Der wichtigste Wirkungsmechanismus der Kundenorientierung besteht schlicht darin, Vertrauen zu schaffen. Was vertraut ist, mögen wir, erscheint uns gut, wird als vorteilhaft für uns bewertet. Dies ist tief in der menschlichen DNA verwurzelt: Wenn unsere Vorfahren Beeren gegessen haben, die ihnen gut taten, konnten sie damit auch in Zukunft ihren Hunger befriedigen. Wenn sie jemanden angetroffen haben, der sie nicht gefressen hat (Elch statt Bär), konnten sie sich sicher fühlen. Deshalb ist es für die Kundenorientierung eines Unternehmens so bedeutend Codes zu senden, die als vertrauensvoll vom Kunden wahrgenommen werden. Das können bekannte Logos, Namen, Mitarbeiter, aber auch bekannte Prozesse, wie zum Beispiel Bestell- oder Lieferprozesse sein.

Der Kunde selbst weiß aber nicht, dass er einen bestimmten Reiz wahrgenommen hat, trotzdem kann man nachweisen, dass er darauf reagiert. Daniel Kahneman berichtet zum Beispiel von einem Experiment, bei dem zwei Gruppen ein und dasselbe Spiel spielen. Nur die Namen der Spiele sind unterschiedlich: Bei Gruppe 1 heißt es das „Gemeinschaftsspiel“, bei der anderen „Wettbewerbsspiel“. Während beim „Gemeinschaftsspiel“ die Teilnehmer hilfsbereit sind, sind die Spieler des „Wettbewerbsspiels“ eher egoistisch. Nur die Bezeichnung des Spiels unterscheidet sich, aber genau diese Unterscheidung führt zu gegensätzlichem Verhalten der Spieler. Dieses Phänomen wird von den Psychologen Priming genannt.

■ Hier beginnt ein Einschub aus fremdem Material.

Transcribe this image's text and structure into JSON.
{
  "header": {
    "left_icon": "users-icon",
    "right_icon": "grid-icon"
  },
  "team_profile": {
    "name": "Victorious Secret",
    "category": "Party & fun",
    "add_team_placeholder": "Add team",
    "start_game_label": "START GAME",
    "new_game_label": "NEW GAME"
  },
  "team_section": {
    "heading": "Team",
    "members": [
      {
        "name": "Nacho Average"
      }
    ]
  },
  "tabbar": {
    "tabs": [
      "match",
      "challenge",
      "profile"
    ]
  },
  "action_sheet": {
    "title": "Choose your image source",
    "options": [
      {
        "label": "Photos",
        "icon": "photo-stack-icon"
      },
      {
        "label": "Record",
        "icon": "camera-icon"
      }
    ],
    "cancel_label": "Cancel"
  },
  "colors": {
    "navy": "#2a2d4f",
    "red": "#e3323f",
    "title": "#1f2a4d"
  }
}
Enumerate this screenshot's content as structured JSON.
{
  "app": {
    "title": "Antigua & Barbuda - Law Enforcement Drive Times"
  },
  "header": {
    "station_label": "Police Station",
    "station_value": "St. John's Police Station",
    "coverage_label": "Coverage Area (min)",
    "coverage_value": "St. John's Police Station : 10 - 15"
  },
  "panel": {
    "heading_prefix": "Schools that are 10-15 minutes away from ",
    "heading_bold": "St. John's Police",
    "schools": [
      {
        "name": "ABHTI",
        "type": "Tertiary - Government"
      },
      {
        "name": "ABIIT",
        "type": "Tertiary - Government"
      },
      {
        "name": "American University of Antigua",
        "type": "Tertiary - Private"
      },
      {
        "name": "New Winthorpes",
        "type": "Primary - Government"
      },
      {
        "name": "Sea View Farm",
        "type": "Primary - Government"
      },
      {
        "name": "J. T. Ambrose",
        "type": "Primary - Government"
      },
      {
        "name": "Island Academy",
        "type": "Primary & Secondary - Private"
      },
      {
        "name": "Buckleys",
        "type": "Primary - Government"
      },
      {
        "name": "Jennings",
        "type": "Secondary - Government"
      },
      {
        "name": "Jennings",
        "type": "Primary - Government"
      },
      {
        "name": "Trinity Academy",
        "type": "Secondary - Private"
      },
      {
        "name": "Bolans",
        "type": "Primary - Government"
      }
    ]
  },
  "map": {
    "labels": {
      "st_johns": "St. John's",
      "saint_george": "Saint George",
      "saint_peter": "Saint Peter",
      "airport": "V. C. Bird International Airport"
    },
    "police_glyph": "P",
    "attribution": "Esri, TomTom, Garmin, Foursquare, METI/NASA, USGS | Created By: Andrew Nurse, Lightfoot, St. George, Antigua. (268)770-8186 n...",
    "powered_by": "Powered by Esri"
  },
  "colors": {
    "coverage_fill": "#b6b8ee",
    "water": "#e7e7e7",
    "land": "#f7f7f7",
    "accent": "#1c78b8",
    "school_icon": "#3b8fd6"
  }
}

Neunzigprozentige Betriebssicherheit wird als vertrauensvoller empfunden, als ein zehnprozentiges Rest-Ausfallrisiko. „Ihr persönlicher Ansprechpartner“ hat eine andere Bedeutung als „Wir sind für Sie da“. Viking Direkt, ein Büroartikelversender, der seinen Deutschlandsitz viele Jahre in Venlo hatte, hat in den 80er Jahren, als es noch teuer war zu telefonieren, folgende Erfahrung gemacht: Obwohl den Kunden eine kostenfreie 0130er Nummer angeboten wurde, haben viele Kunden ein kostenpflichtiges Auslandsgespräch in Kauf genommen, um über die Zentrale mit ihrer „persönlichen“ Beraterin verbunden zu werden.

Kommunikation auf Expertenniveau, die vom Kunden nicht verstanden wird, führt ebenfalls zu Misstrauen. Gleiches gilt für absenderorientierte Kommunikation. Automobilhersteller, die alle möglichen Assistenten in den Vordergrund stellen, werden bei den potenziellen Kunden, die gerne selbst Autofahren auf deutlich weniger Akzeptanz stoßen. Jeder zusätzliche Assistent kann die unbewusst gestellte Frage: „Wie lange darf ich noch selbst ans Steuer?“ auslösen. Wenn Apple bei seinem neuen IOS 10 dem Nutzer die Möglichkeit nimmt, seine Lieder mit Sternen zu bewerten – eine Funktion, die es gibt, seitdem es iTunes gibt – wird bei dem einen Kunden das Autonomiemotiv angesprochen: „Apple engt mich in meinen Entscheidungen ein“. Bei anderen Kunden kann hingegen das Sicherheitsmotiv aktiviert werden: „Was passiert mit meinen hunderten von Bewertungen, die ich in der Vergangenheit durchgeführt habe?“. Zudem wird bei denjenigen Usern, die in der Vergangenheit mit den Bewertungen Musik gehört haben, ihr persönlicher Prozess des „Musikhörens“ verändert. Auch das schafft Misstrauen. Wollte Apple das wirklich? Kundenorientierung bewirken hängt stark von den Reizen ab, die der Kunde wahrnimmt.